Script includes installed with Security Support Common

Security Support Common adds the following script includes.
Table 1. Script includes for Security Operations Common Support
Script include Description
DataSourceReportProcessor This script include is the default reference implementation of SecurityDataIntegrationReportProcessorBase. Takes processor data and passes it to configured data sources associated with the integration.
EmailIntegration Utilities to handle parsing SecOps emails and handling duplicates.
EmailIntegrationAJAX Exposes some functions to client-side scripting.
EnrichmentDataMappingUtil Provides helper methods to transform enrichment data to records.
  • CreateRecordsForEnrichment: Called by workflows to convert input data to the target tables and create an enrichment entry.
  • enrichmentDataTransform: Converts input data to records on the target table including enrichment identifiers.
  • Transform: Converts input data into records on the target table.
FieldMappingUtil Gathers all valid SecOps tables from the database. These tables serve as choice list for the source table field on the field mapping form.

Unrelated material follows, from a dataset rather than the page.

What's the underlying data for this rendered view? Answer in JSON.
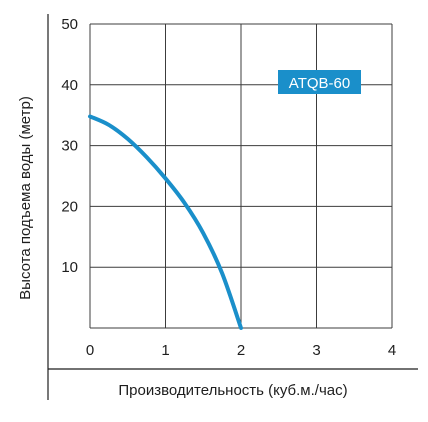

Transforms a given source record to a record on the target table, taking the field mapping fields into consideration

FilterGroupAJAX Fills in manually added values as the user edits filter groups
FilterGroupUtil Provides helper methods to query the members of a filter group or CI group based on its dynamic conditions or static members.
  • Filter Group: Getting the members of this group means looking at the table and condition defined in the condition criteria.
  • CI Group: To get the members of this group, a member must be within the results of the table/condition criteria, as well as the network address/subnet condition. Also, any statically defined CIs in the m2m table are added regardless of whether they meet the other two conditions. If any of these conditions are not provided, they are not used in determining the membership of the group.
Note: Examples of CI groups appear below the table.
RegexValidationUtil Verifies correct format for IP addresses, domain names, URLs, etc…
ResourceLookup Locates a CI based on available attributes such as IP address, FQDN, name.
Scanner The lookup source and scanner implementations for Threat Intelligence and Vulnerability Response.
ScannerIntegrationBase Base class for lookup source and scanner integration implementations.
ScannerProcessorBase Base class for lookup source and scanner processor implementations.
ScannerUtils Common lookup source and scanner helper methods.
ScanQueueManager The lookup and scan queues manager implementation for Threat Intelligence and Vulnerability Response.
ScriptedRESTSecurityDataIntegration Security Data Integration to support the Security Data Integration Service REST API. For each run, retrieveData() looks at the integration run for an attachment (added by the Scripted REST Service) and returns the details to be passed to the report processor.
ScriptIncludeSubclassHelper Finds all the script includes that either share a scope or extend the same object as the specified script include. Used as part of a reference qualifier when selecting script includes.
SimpleRESTSecurityDataIntegration Runs a single REST call, saves the response as an attachment, and then returns the attachment to the processor.
SecurityCalculator Checks conditions and applies values based on criteria defined in the Security Calculator record.
SecurityCommonClientUtils Contains conditions which determine whether Ui actions should be displayed on forms.
SecurityCommonUtils A repository of utilities used throughout the Security Common application.
SecurityDataIntegrationBase Base class for security data integration. The purpose of this class is to provide the skeleton for integrations. SecurityDataIntegrationController builds and executes it, and operates against an integration process record. Both the integration record and the integration process record are exposed to subclasses as class variables (integrationGr and integrationProcessGr, respectively).
SecurityDataIntegrationController Manages integration script executions.
SecurityDataIntegrationDSAttachmentManag As integrations add attachments to data sources for processing, manages the execution of the ds/transform. Necessary for long running transforms and paginated requests.
SecurityDataIntegrationReportProcessorBase Base class for processing integration data reports provided by a retrieveData() call from the integration implementation. The purpose of this class is to provide the skeleton for integration data processing. SecurityDataIntegrationController builds and executes it, and operates against an integration process record. Both the integration record and the integration process record are exposed to subclasses as class variables (integrationGr and integrationProcessGr, respectively).
SecurityDataIntegrationUtils Utility class to add convenience functions for handling integration run and process records.
SecuritySuportUtil Supports domain separation and copying integration items.
SimpleRESTSecurityDataIntegration PowerShell script executed on the Exchange email server as part of a workflow.

FilterGroupUtil CI group examples

  • The table/condition criteria returns three members A, B, and C. The subnet condition and static CI list are not provided. The final member list is A, B, C.
  • The table/condition criteria returns three members A, B, and C. The subnet condition returns two members B and D. The static CI list is not provided. The final member list is B.
  • The table/condition criteria returns three members A, B, and C. The subnet condition returns two members B and D. The static CI list contains E and F. The final member list is B, E, and F.
  • The table/condition and subnet criteria are not provided. The static CI list contains E and F. The final member list is E and F.